You might find it difficult to believe me but these thoughts (feeling you are a bad person) are something that can happen when someone gets poorly with their mental health.

It is depression and perhaps some OCD intrusive thoughts but certainly poor mental health. I would urge you to see your GP and try medication to help you lift your mood then things will improve.

Keep strong x

MoveToParis · 19/09/2024 05:48

anonomam · 18/09/2024 21:35

@TISSHA thank you. I just have a sense of doom over me that feels like I'm being spectated on as a bad person. The anxiety of it feels so heavy. Thank you for taking the time to message me. X

What makes you think your Dad is observing you as “A Bad Person” and not “Tvere’s my girl! I am so proud”?

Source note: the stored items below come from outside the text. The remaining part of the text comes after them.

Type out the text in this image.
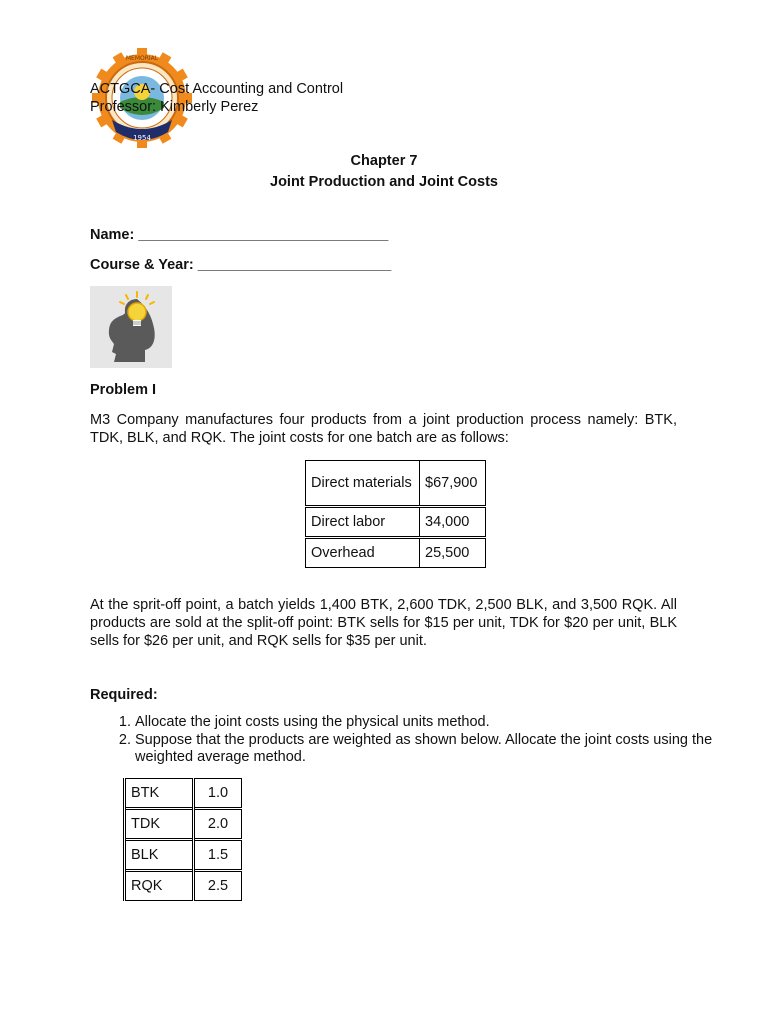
MEMORIAL
1954
ACTGCA- Cost Accounting and Control
Professor: Kimberly Perez
Chapter 7
Joint Production and Joint Costs
Name: _______________________________
Course & Year: ________________________
Problem I
M3 Company manufactures four products from a joint production process namely: BTK, TDK, BLK, and RQK. The joint costs for one batch are as follows:
Direct materials	$67,900
Direct labor	34,000
Overhead	25,500
At the sprit-off point, a batch yields 1,400 BTK, 2,600 TDK, 2,500 BLK, and 3,500 RQK. All products are sold at the split-off point: BTK sells for $15 per unit, TDK for $20 per unit, BLK sells for $26 per unit, and RQK sells for $35 per unit.
Required:
1. Allocate the joint costs using the physical units method.
2. Suppose that the products are weighted as shown below. Allocate the joint costs using the weighted average method.
BTK	1.0
TDK	2.0
BLK	1.5
RQK	2.5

Also, other than you, what makes someone deserve to not be alive? I unfortunately know some unpleasant people but even they deserve life. You don’t have to be perfect, and no one is judging you for not being perfect.

TISSHA · 19/09/2024 08:08

Morning @anonomam

Just checking in, hope you got some sleep.

Be kind to yourself today; do something simple that makes you happy, or if you can’t think of that, then something that used to/usually makes you happy. Takeaway fancy coffee, sit in the sun, ice cream for pudding after dinner, wear one of your favourite pieces of clothing, anything. (I buy the ridiculously expensive ready sliced mango from M&S and eat the entire box, usually on my way home….)

I know that feeling of doom. It does pass, but so grim when you are in it.

And tell yourself; people are paying as much attention to you as you are to them. A fleeting, neutral thought at best, total indifference for the majority. No one is thinking of you the way you are thinking of you, in the same way you don’t think of others in a judgemental way.